Considering the instance-level discriminative ability, contrastive learning methods, including MoCo and SimCLR, have been adapted from the original image representation learning task to solve the self-supervised skeleton-based action recognition task. These methods usually use multiple data streams (i.e., joint, motion, and bone) for ensemble learning, meanwhile, how to construct a discriminative feature space within a single stream and effectively aggregate the information from multiple streams remains an open problem. To this end, this article first applies a new contrastive learning method called bootstrap your own latent (BYOL) to learn from skeleton data, and then formulate SkeletonBYOL as a simple yet effective baseline for self-supervised skeleton-based action recognition. Inspired by SkeletonBYOL, this article further presents a cross-model and cross-stream (CMCS) framework. This framework combines cross-model adversarial learning (CMAL) and cross-stream collaborative learning (CSCL). Specifically, CMAL learns single-stream representation by cross-model adversarial loss to obtain more discriminative features. To aggregate and interact with multistream information, CSCL is designed by generating similarity pseudolabel of ensemble learning as supervision and guiding feature generation for individual streams. Extensive experiments on three datasets verify the complementary properties between CMAL and CSCL and also verify that the proposed method can achieve better results than state-of-the-art methods using various evaluation protocols.

查看原文本刊更多论文

用于自监督人类动作识别的跨模型跨流学习

考虑到实例级的判别能力，包括MoCo和SimCLR在内的对比学习方法已从原始的图像表示学习任务中调整出来，用于解决基于骨骼的自监督动作识别任务。这些方法通常使用多个数据流（即关节、运动和骨骼）进行集合学习，与此同时，如何在单个数据流中构建一个判别特征空间并有效聚合来自多个数据流的信息仍是一个有待解决的问题。为此，本文首先应用了一种新的对比学习方法--自举潜势（BYOL）来学习骨架数据，然后将 SkeletonBYOL 作为一种简单而有效的基于自我监督骨架的动作识别基线。受 SkeletonBYOL 的启发，本文进一步提出了跨模型和跨流（CMCS）框架。该框架结合了跨模型对抗学习（CMAL）和跨流协作学习（CSCL）。具体来说，CMAL 通过跨模型对抗损失来学习单流表示，从而获得更具区分性的特征。为了聚合多流信息并与之交互，CSCL 的设计是通过生成集合学习的相似性伪标签作为监督，并指导单个流的特征生成。在三个数据集上进行的大量实验验证了 CMAL 和 CSCL 之间的互补性，同时也验证了所提出的方法可以通过各种评估协议取得比最先进方法更好的结果。

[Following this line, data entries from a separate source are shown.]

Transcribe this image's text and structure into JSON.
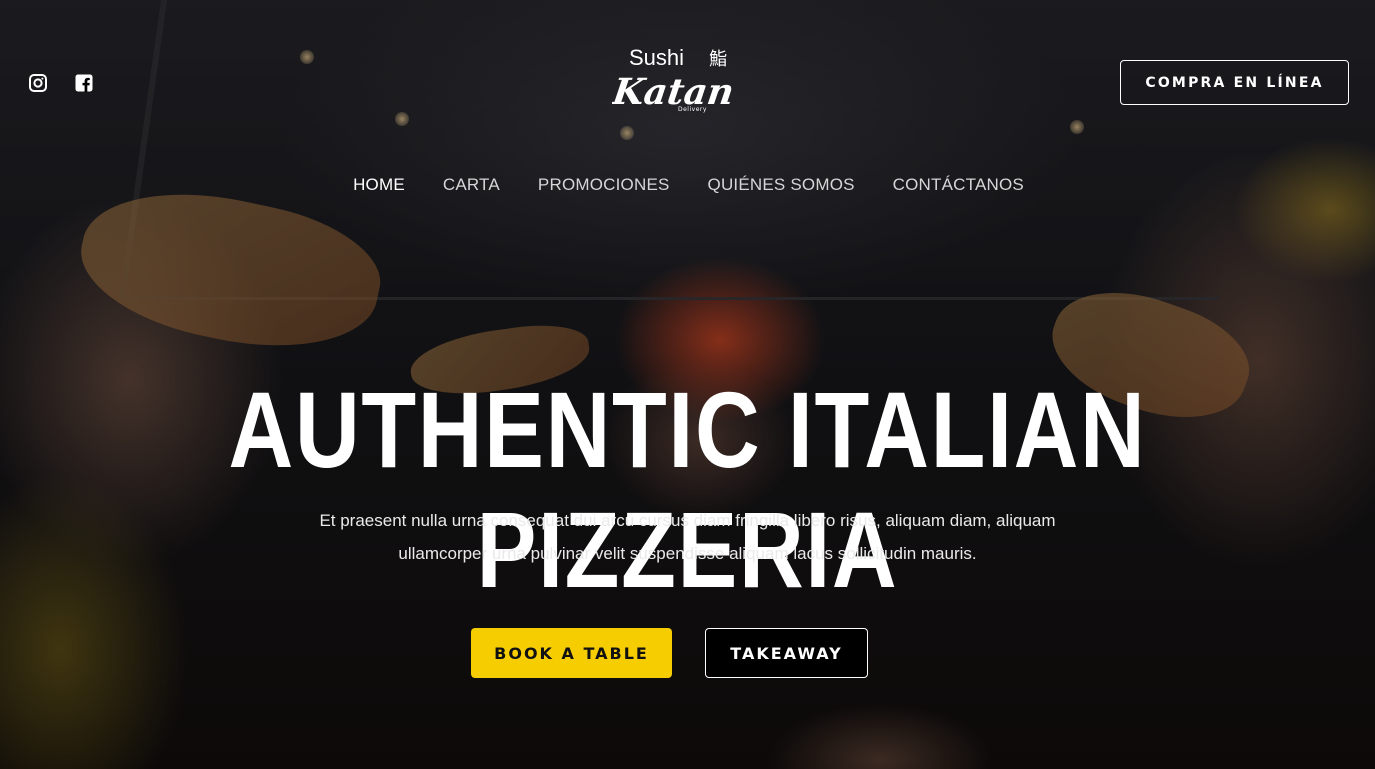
{
  "brand": {
    "logo_top": "Sushi",
    "logo_kanji": "鮨",
    "logo_main": "Katan",
    "logo_sub": "Delivery"
  },
  "social": {
    "icons": [
      "instagram-icon",
      "facebook-icon"
    ]
  },
  "header": {
    "cta_label": "COMPRA EN LÍNEA"
  },
  "nav": {
    "items": [
      {
        "label": "HOME",
        "active": true
      },
      {
        "label": "CARTA",
        "active": false
      },
      {
        "label": "PROMOCIONES",
        "active": false
      },
      {
        "label": "QUIÉNES SOMOS",
        "active": false
      },
      {
        "label": "CONTÁCTANOS",
        "active": false
      }
    ]
  },
  "hero": {
    "title": "AUTHENTIC ITALIAN PIZZERIA",
    "subtitle": "Et praesent nulla urna consequat dui arcu cursus diam fringilla libero risus, aliquam diam, aliquam ullamcorper urna pulvinar velit suspendisse aliquam lacus sollicitudin mauris.",
    "primary_button": "BOOK A TABLE",
    "secondary_button": "TAKEAWAY"
  },
  "colors": {
    "accent": "#f5cd00",
    "text": "#ffffff",
    "background": "#000000"
  }
}
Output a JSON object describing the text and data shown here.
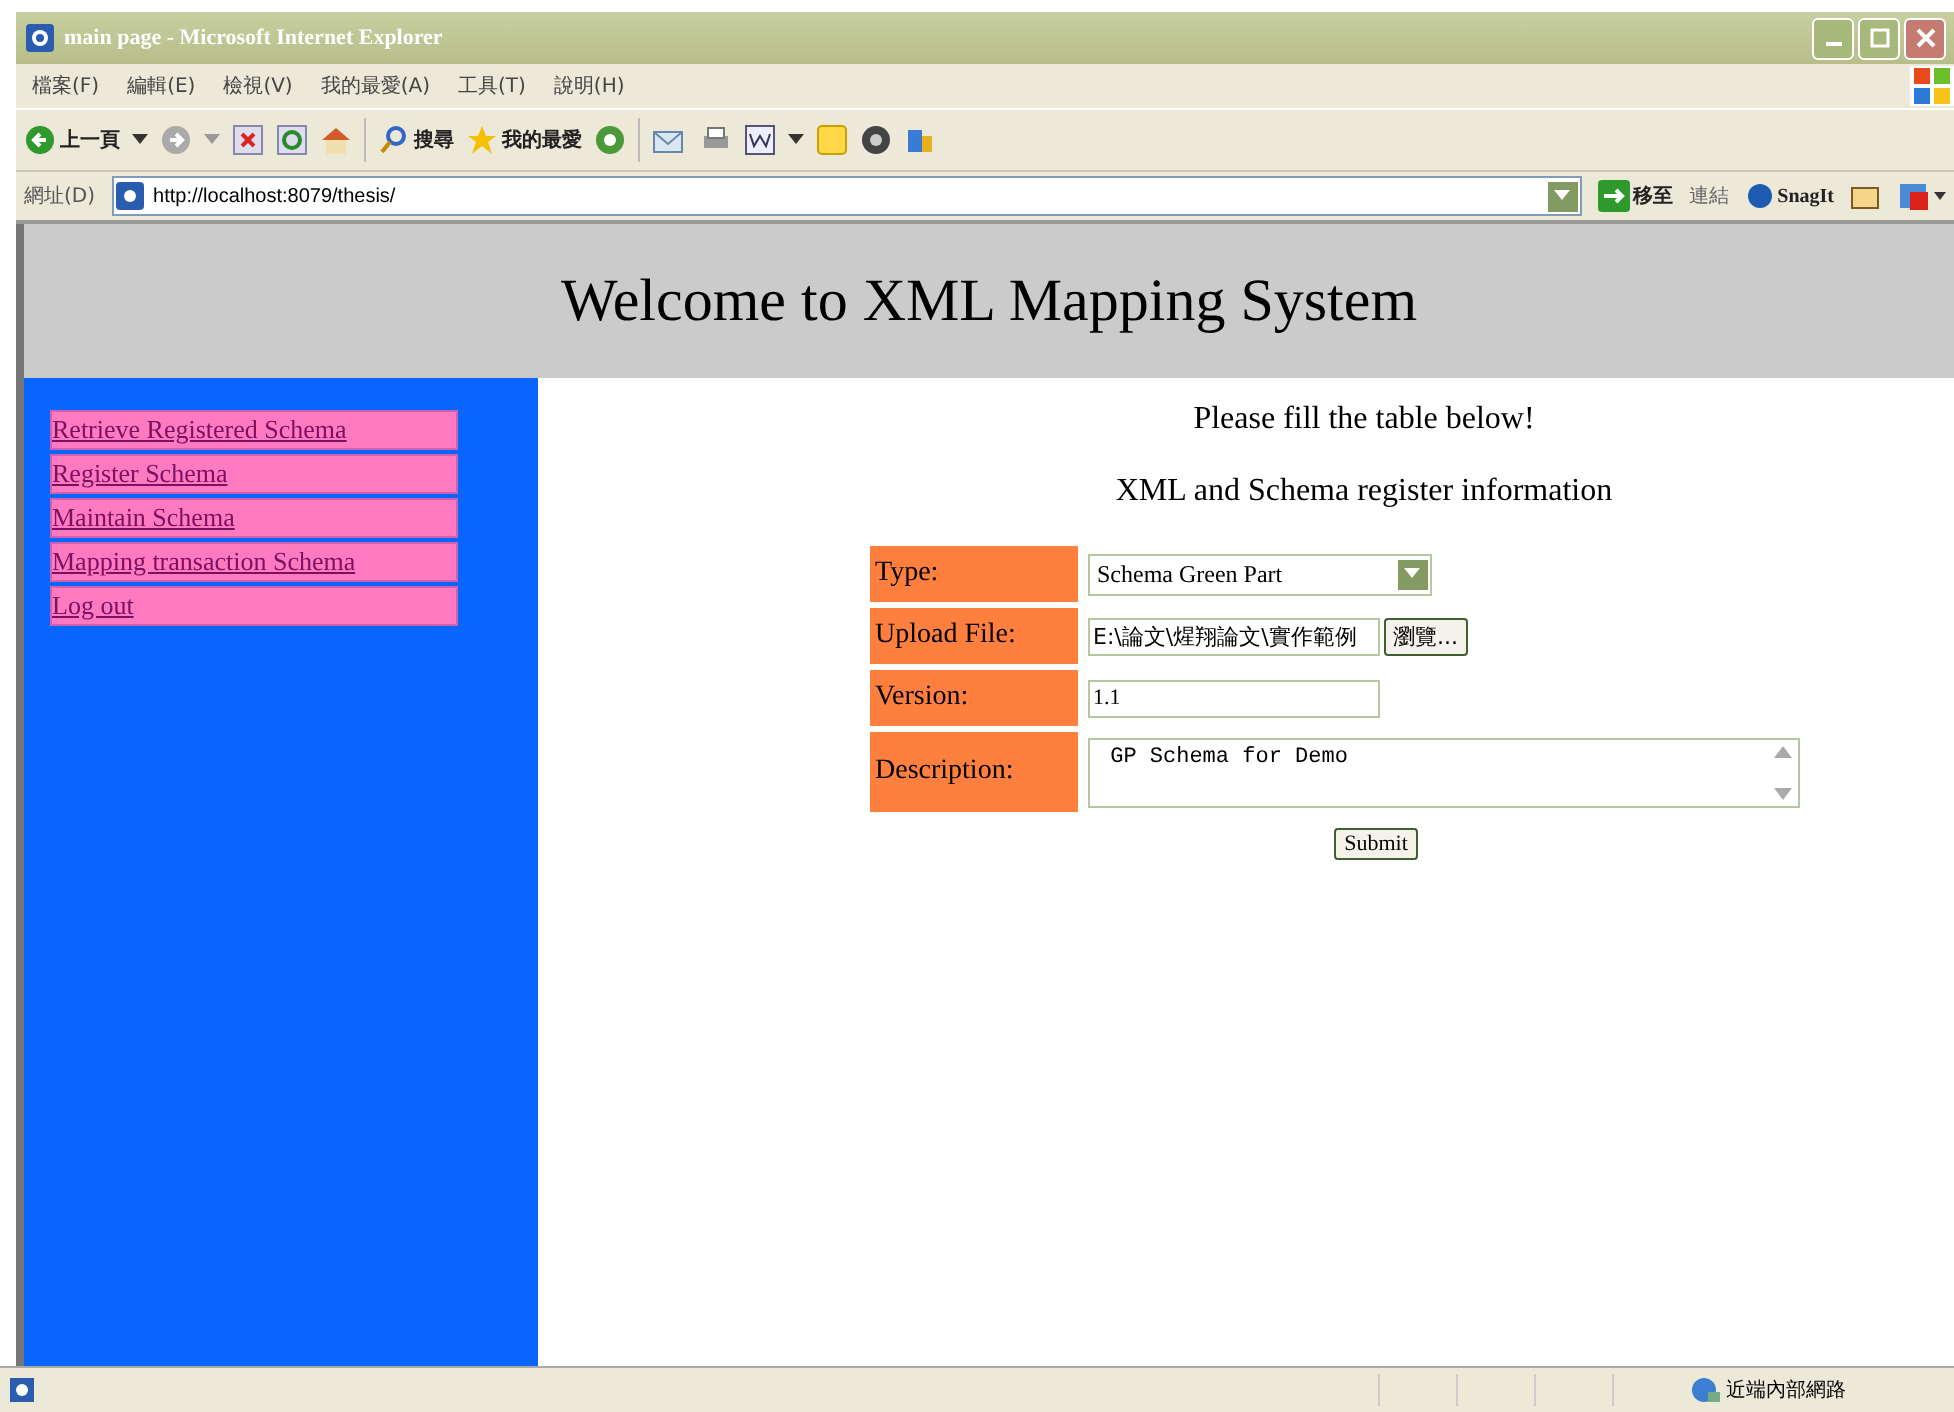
{
  "window": {
    "title": "main page - Microsoft Internet Explorer"
  },
  "menu": [
    "檔案(F)",
    "編輯(E)",
    "檢視(V)",
    "我的最愛(A)",
    "工具(T)",
    "說明(H)"
  ],
  "toolbar": {
    "back": "上一頁",
    "search": "搜尋",
    "favorites": "我的最愛"
  },
  "address_bar": {
    "label": "網址(D)",
    "url": "http://localhost:8079/thesis/",
    "go": "移至",
    "links": "連結",
    "snagit": "SnagIt"
  },
  "page": {
    "heading": "Welcome to XML Mapping System",
    "sidebar": [
      {
        "label": "Retrieve Registered Schema"
      },
      {
        "label": "Register Schema"
      },
      {
        "label": "Maintain Schema"
      },
      {
        "label": "Mapping transaction Schema"
      },
      {
        "label": "Log out"
      }
    ],
    "instruction": "Please fill the table below!",
    "form_title": "XML and Schema register information",
    "form": [
      {
        "kind": "select",
        "label": "Type:",
        "value": "Schema Green Part"
      },
      {
        "kind": "file",
        "label": "Upload File:",
        "value": "E:\\論文\\煋翔論文\\實作範例",
        "button": "瀏覽..."
      },
      {
        "kind": "text",
        "label": "Version:",
        "value": "1.1"
      },
      {
        "kind": "textarea",
        "label": "Description:",
        "value": " GP Schema for Demo"
      }
    ],
    "submit": "Submit"
  },
  "status_bar": {
    "zone": "近端內部網路"
  }
}
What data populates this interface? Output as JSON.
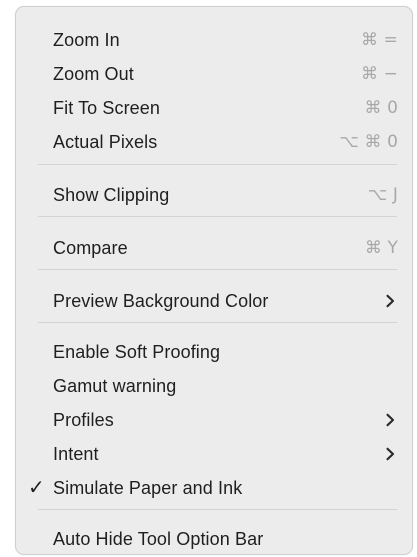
{
  "menu": {
    "items": [
      {
        "label": "Zoom In",
        "shortcut": "⌘ ="
      },
      {
        "label": "Zoom Out",
        "shortcut": "⌘ −"
      },
      {
        "label": "Fit To Screen",
        "shortcut": "⌘ 0"
      },
      {
        "label": "Actual Pixels",
        "shortcut": "⌥ ⌘ 0"
      },
      {
        "label": "Show Clipping",
        "shortcut": "⌥ J"
      },
      {
        "label": "Compare",
        "shortcut": "⌘ Y"
      },
      {
        "label": "Preview Background Color",
        "submenu_icon": "chevron-right-icon"
      },
      {
        "label": "Enable Soft Proofing"
      },
      {
        "label": "Gamut warning"
      },
      {
        "label": "Profiles",
        "submenu_icon": "chevron-right-icon"
      },
      {
        "label": "Intent",
        "submenu_icon": "chevron-right-icon"
      },
      {
        "label": "Simulate Paper and Ink",
        "checked": true,
        "check_mark": "✓"
      },
      {
        "label": "Auto Hide Tool Option Bar"
      }
    ]
  },
  "colors": {
    "menu_background": "#ececec",
    "text": "#1f1f1f",
    "shortcut_text": "#a8a8a8",
    "separator": "#d3d3d3"
  }
}
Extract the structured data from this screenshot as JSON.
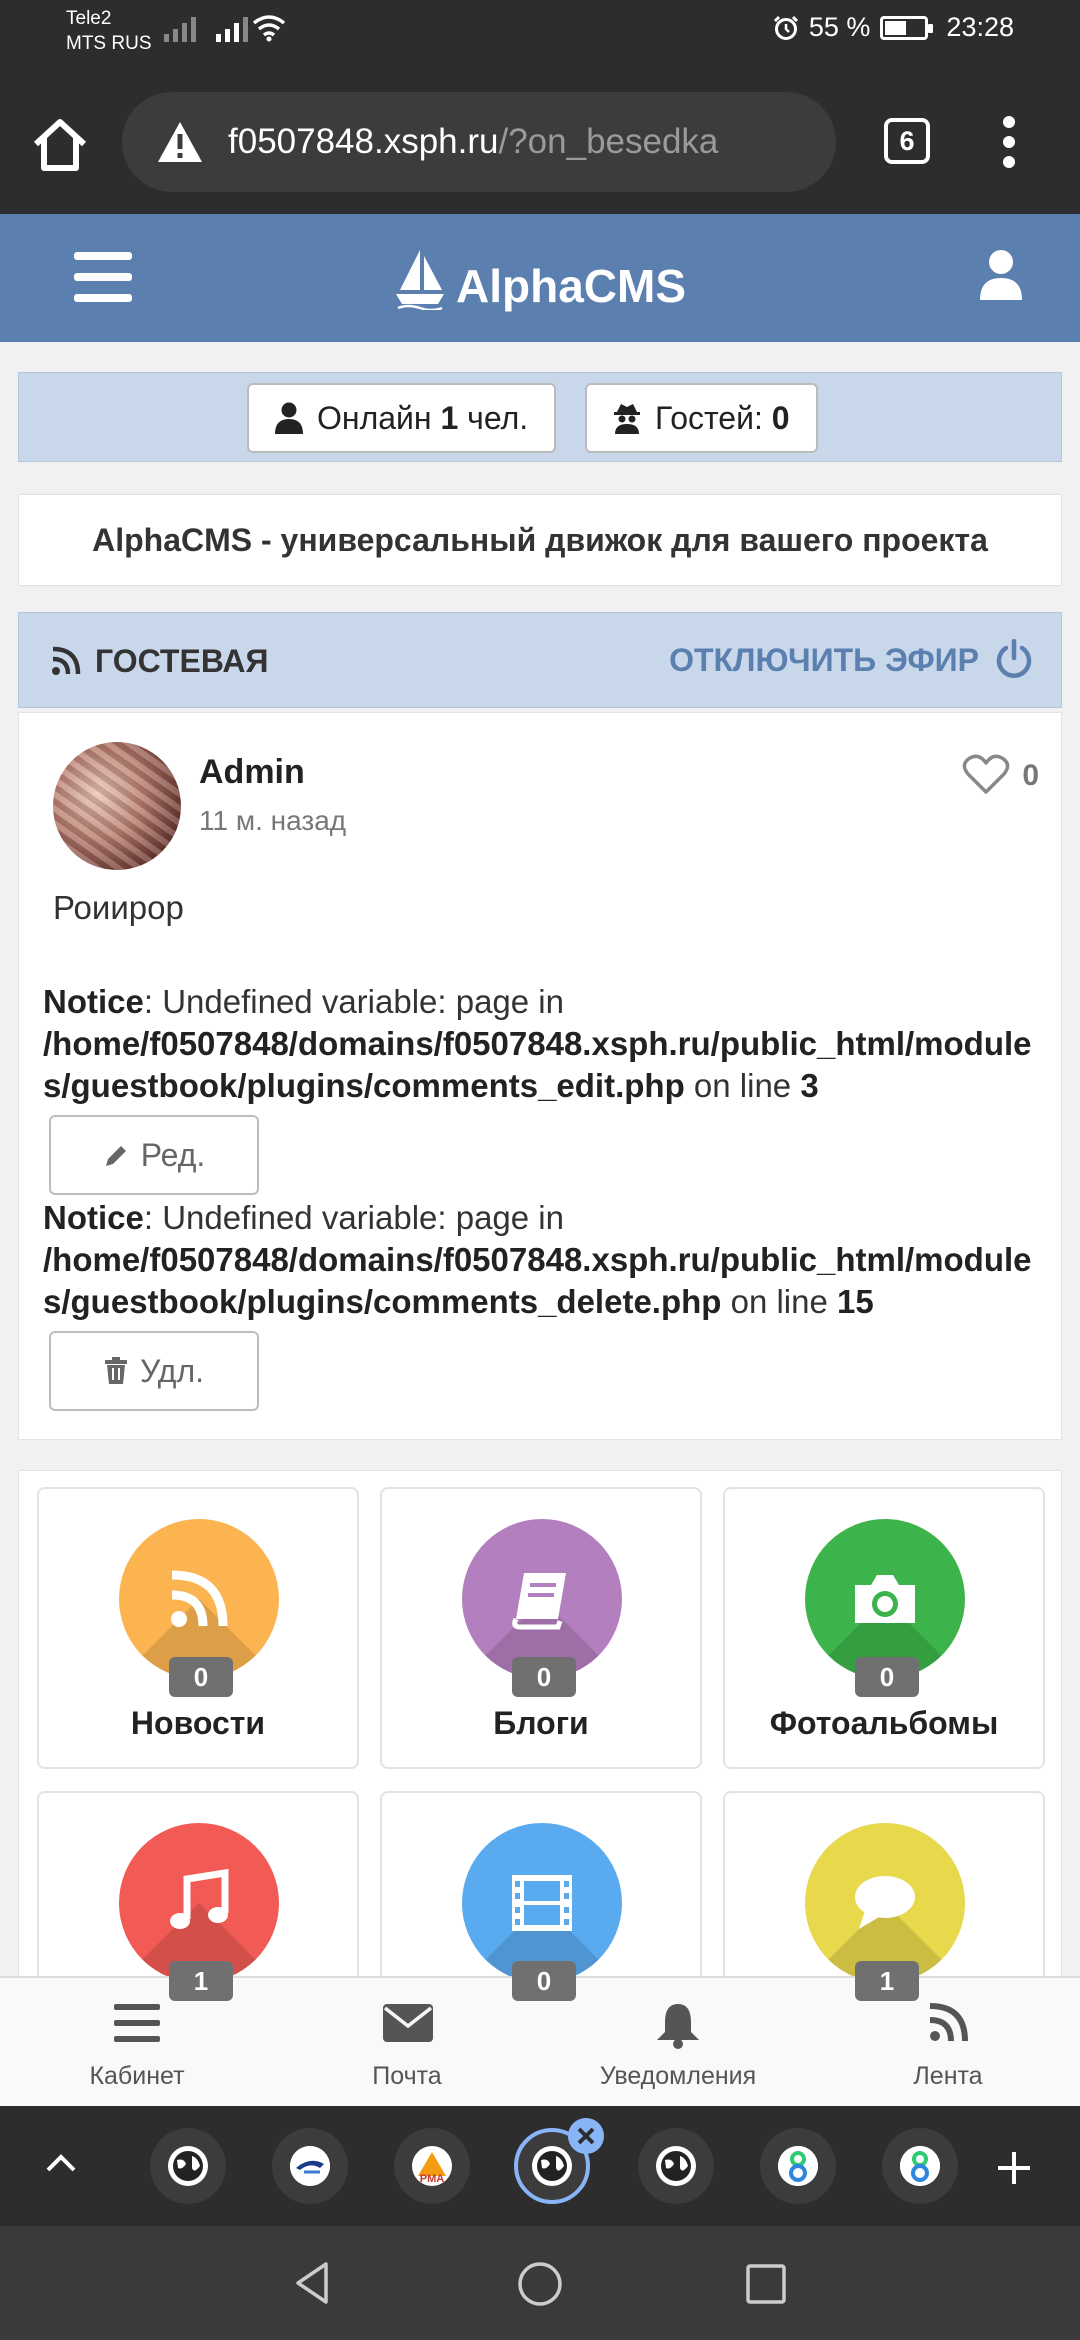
{
  "status_bar": {
    "carrier1": "Tele2",
    "carrier2": "MTS RUS",
    "battery": "55 %",
    "battery_level": 0.55,
    "time": "23:28"
  },
  "browser": {
    "url_host": "f0507848.xsph.ru",
    "url_rest": "/?on_besedka",
    "tab_count": "6"
  },
  "site": {
    "name": "AlphaCMS",
    "online_label": "Онлайн",
    "online_count": "1",
    "online_unit": "чел.",
    "guests_label": "Гостей:",
    "guests_count": "0",
    "slogan": "AlphaCMS - универсальный движок для вашего проекта"
  },
  "guestbook": {
    "title": "ГОСТЕВАЯ",
    "toggle": "ОТКЛЮЧИТЬ ЭФИР"
  },
  "post": {
    "author": "Admin",
    "time": "11 м. назад",
    "likes": "0",
    "text": "Роиирор",
    "notice1": {
      "label": "Notice",
      "message": ": Undefined variable: page in",
      "path": "/home/f0507848/domains/f0507848.xsph.ru/public_html/modules/guestbook/plugins/comments_edit.php",
      "line_text": " on line ",
      "line": "3"
    },
    "edit_button": "Ред.",
    "notice2": {
      "label": "Notice",
      "message": ": Undefined variable: page in",
      "path": "/home/f0507848/domains/f0507848.xsph.ru/public_html/modules/guestbook/plugins/comments_delete.php",
      "line_text": " on line ",
      "line": "15"
    },
    "delete_button": "Удл."
  },
  "tiles": [
    {
      "label": "Новости",
      "count": "0",
      "color": "#fbb450",
      "icon": "rss-icon"
    },
    {
      "label": "Блоги",
      "count": "0",
      "color": "#b47fbf",
      "icon": "book-icon"
    },
    {
      "label": "Фотоальбомы",
      "count": "0",
      "color": "#3cb44b",
      "icon": "camera-icon"
    },
    {
      "label": "",
      "count": "1",
      "color": "#f15a55",
      "icon": "music-icon"
    },
    {
      "label": "",
      "count": "0",
      "color": "#5aaaf0",
      "icon": "film-icon"
    },
    {
      "label": "",
      "count": "1",
      "color": "#e8d84c",
      "icon": "chat-icon"
    }
  ],
  "bottom_nav": {
    "cabinet": "Кабинет",
    "mail": "Почта",
    "notifications": "Уведомления",
    "feed": "Лента"
  },
  "tab_strip": {
    "tab_labels": [
      "PMA"
    ]
  }
}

本文章由计算机程序翻译，如有差异，请以英文原文为准。

求助全文

约1分钟内获得全文求助全文

来源期刊

IEEE Transactions on Human-Machine Systems COMPUTER SCIENCE, ARTIFICIAL INTELLIGENCE-COMPUTER SCIENCE, CYBERNETICS

CiteScore

7.10

自引率

11.10%

发文量

136

期刊介绍： The scope of the IEEE Transactions on Human-Machine Systems includes the fields of human machine systems. It covers human systems and human organizational interactions including cognitive ergonomics, system test and evaluation, and human information processing concerns in systems and organizations.